Your relationships will grow and flourish, but it won't always be easy. Be willing to compromise, and see things from your partner's point of view. Relationships within your family will test you, and stretch you in ways they haven't before. Remain open to the changes, and you will be successful in helping out as best you can.

Most of all, open your heart! To your friends, your partner, and your family. They are there to help you, love you, and support you. You are blessed.

Tuesday, October 6, 2009





blowfish lanterns from the moon party this past weekend.


dear dave,

the light and air has shifted dramatically. Feels so much like fall this morning. The birds and crackling leaves. And hoodies. I like it, but feel a little pushed into it. I wish the days could slow down a little bit, because I feel behind. Loosing a week didn't help.

Feeling lighter today. Not as burdened. But none of the big things have resolved, so it's just a feeling, not reality. My biggest concern is Sue, and will always be. I'm afraid for her, and worry about her constantly. But I don't know how to help her, or what she needs.
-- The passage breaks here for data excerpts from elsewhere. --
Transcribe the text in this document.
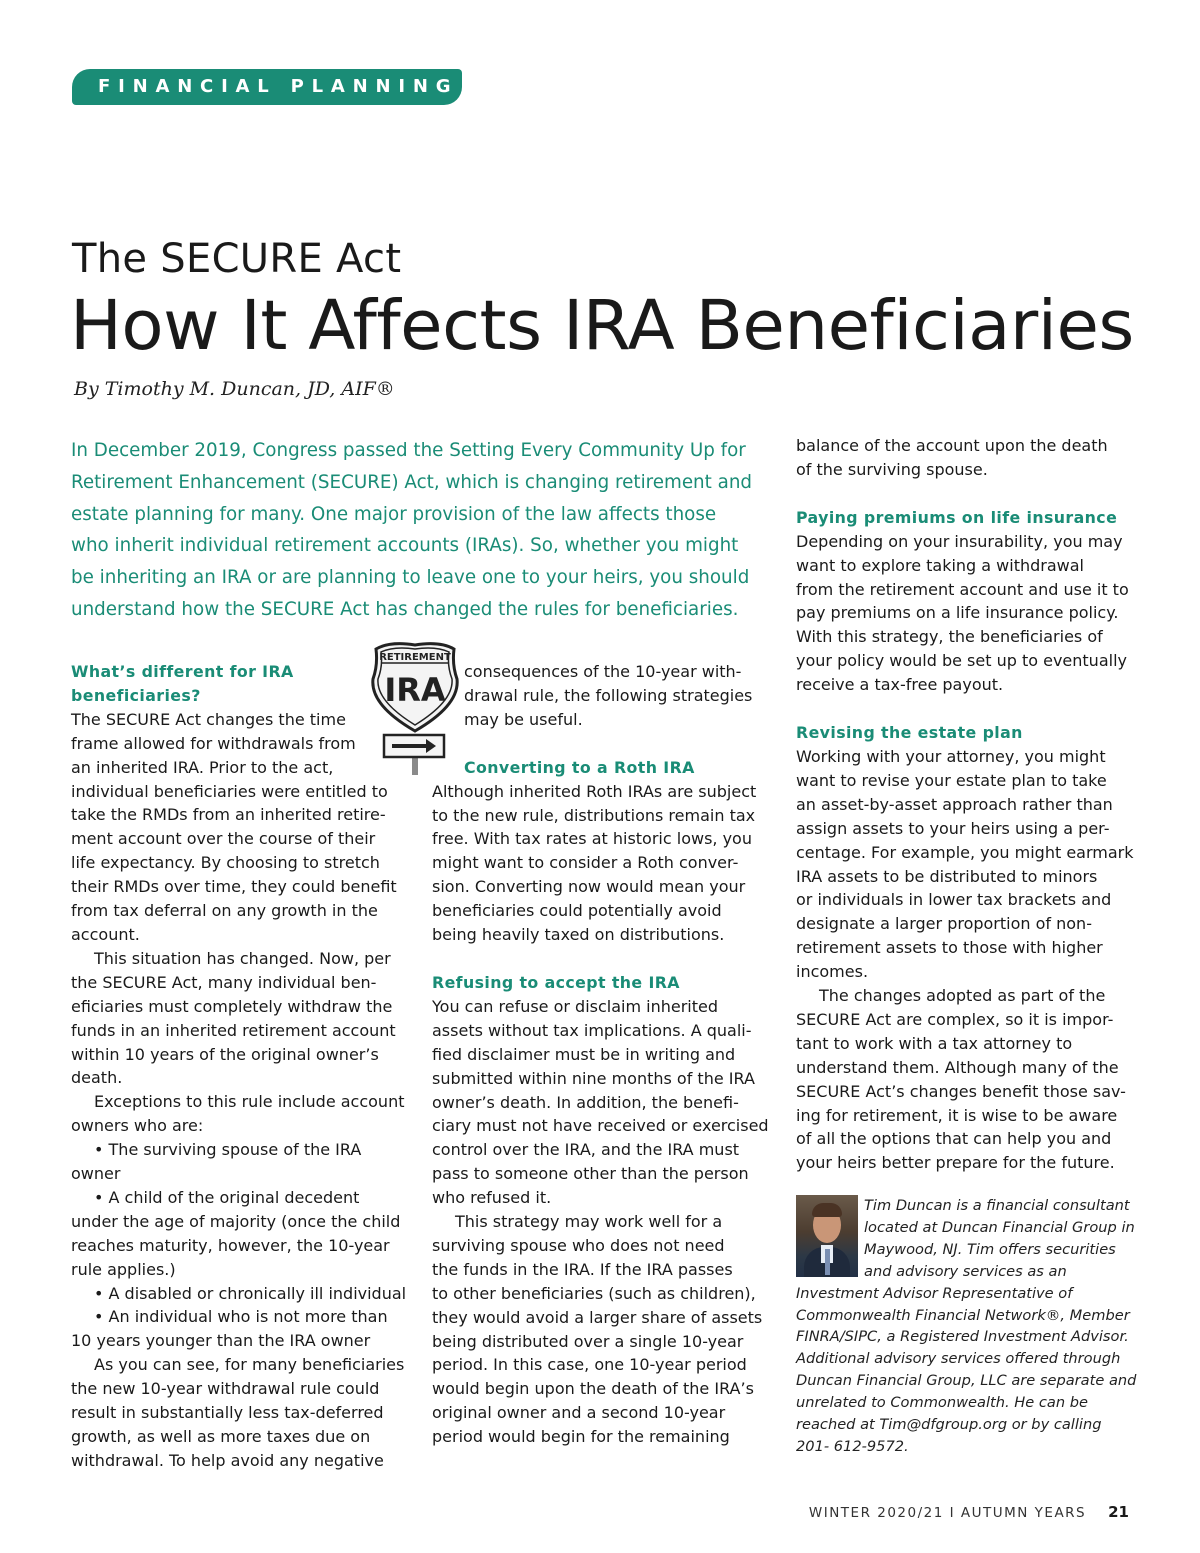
FINANCIAL PLANNING
The SECURE Act
How It Affects IRA Beneficiaries
By Timothy M. Duncan, JD, AIF®

In December 2019, Congress passed the Setting Every Community Up for

Retirement Enhancement (SECURE) Act, which is changing retirement and

estate planning for many. One major provision of the law affects those

who inherit individual retirement accounts (IRAs). So, whether you might

be inheriting an IRA or are planning to leave one to your heirs, you should

understand how the SECURE Act has changed the rules for beneficiaries.

RETIREMENT
IRA
What’s different for IRA
beneficiaries?

The SECURE Act changes the time

frame allowed for withdrawals from

an inherited IRA. Prior to the act,

individual beneficiaries were entitled to

take the RMDs from an inherited retire-

ment account over the course of their

life expectancy. By choosing to stretch

their RMDs over time, they could benefit

from tax deferral on any growth in the

account.

This situation has changed. Now, per

the SECURE Act, many individual ben-

eficiaries must completely withdraw the

funds in an inherited retirement account

within 10 years of the original owner’s

death.

Exceptions to this rule include account

owners who are:

• The surviving spouse of the IRA

owner

• A child of the original decedent

under the age of majority (once the child

reaches maturity, however, the 10-year

rule applies.)

• A disabled or chronically ill individual

• An individual who is not more than

10 years younger than the IRA owner

As you can see, for many beneficiaries

the new 10-year withdrawal rule could

result in substantially less tax-deferred

growth, as well as more taxes due on

withdrawal. To help avoid any negative

consequences of the 10-year with-

drawal rule, the following strategies

may be useful.

Converting to a Roth IRA

Although inherited Roth IRAs are subject

to the new rule, distributions remain tax

free. With tax rates at historic lows, you

might want to consider a Roth conver-

sion. Converting now would mean your

beneficiaries could potentially avoid

being heavily taxed on distributions.

Refusing to accept the IRA

You can refuse or disclaim inherited

assets without tax implications. A quali-

fied disclaimer must be in writing and

submitted within nine months of the IRA

owner’s death. In addition, the benefi-

ciary must not have received or exercised

control over the IRA, and the IRA must

pass to someone other than the person

who refused it.

This strategy may work well for a

surviving spouse who does not need

the funds in the IRA. If the IRA passes

to other beneficiaries (such as children),

they would avoid a larger share of assets

being distributed over a single 10-year

period. In this case, one 10-year period

would begin upon the death of the IRA’s

original owner and a second 10-year

period would begin for the remaining

balance of the account upon the death

of the surviving spouse.

Paying premiums on life insurance

Depending on your insurability, you may

want to explore taking a withdrawal

from the retirement account and use it to

pay premiums on a life insurance policy.

With this strategy, the beneficiaries of

your policy would be set up to eventually

receive a tax-free payout.

Revising the estate plan

Working with your attorney, you might

want to revise your estate plan to take

an asset-by-asset approach rather than

assign assets to your heirs using a per-

centage. For example, you might earmark

IRA assets to be distributed to minors

or individuals in lower tax brackets and

designate a larger proportion of non-

retirement assets to those with higher

incomes.

The changes adopted as part of the

SECURE Act are complex, so it is impor-

tant to work with a tax attorney to

understand them. Although many of the

SECURE Act’s changes benefit those sav-

ing for retirement, it is wise to be aware

of all the options that can help you and

your heirs better prepare for the future.

Tim Duncan is a financial consultant

located at Duncan Financial Group in

Maywood, NJ. Tim offers securities

and advisory services as an

Investment Advisor Representative of

Commonwealth Financial Network®, Member

FINRA/SIPC, a Registered Investment Advisor.

Additional advisory services offered through

Duncan Financial Group, LLC are separate and

unrelated to Commonwealth. He can be

reached at Tim@dfgroup.org or by calling

201- 612-9572.

WINTER 2020/21 I AUTUMN YEARS 21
Plan to go back to the Corcoran today, to work more on the pug print for Inga. I feel so lucky to have all these free studio hours this fall. Need to use them up as best I can. And make new stuff. Fun stuff.

Monday, October 5, 2009

dear dave,

I'm bogged down this morning in worry and concern for my family. I wish I could lift myself out, but these problems are not easily solved. Days go by that I don't worry, but I think I'm just fooling myself. It's a lot to absorb.

yesterday I had a wonderful time in Great Falls with Remi. I felt really at peace, walking our old loop. I felt really comforted in the familiar. All sorts of happy memories came back, and I really felt like i was doing well, and happy.

I wish I could KEEP that feeling, but it so easily fades away. This morning I feel the opposite. Anxious and upset, and not at all reassured. My stomach is in knots, and I'm having such a hard time concentrating.

GRRRR.

Friday, October 2, 2009

blah! feel better, then worse. Hoping tomorrow is that much better.

Thursday, October 1, 2009

dear dave,

Still home / still sick. Sucky couple of days spent moving from couch to bed to couch to shower to bath to bed to couch to bed. Being sick really sucks!!

I don't have much more to say. Expected to work on shirt designs, print a few days at the Corcoran, work on my site, and push along on my projects. Instead, nothing. NOTHING. Cancelled Dave and Nana tomorrow. Cancelled new Dave today. BOO!

So Im feeling down, and blah. But I know I'll feel better soon, and pick myself back up. Thank God it works that way. (usually!)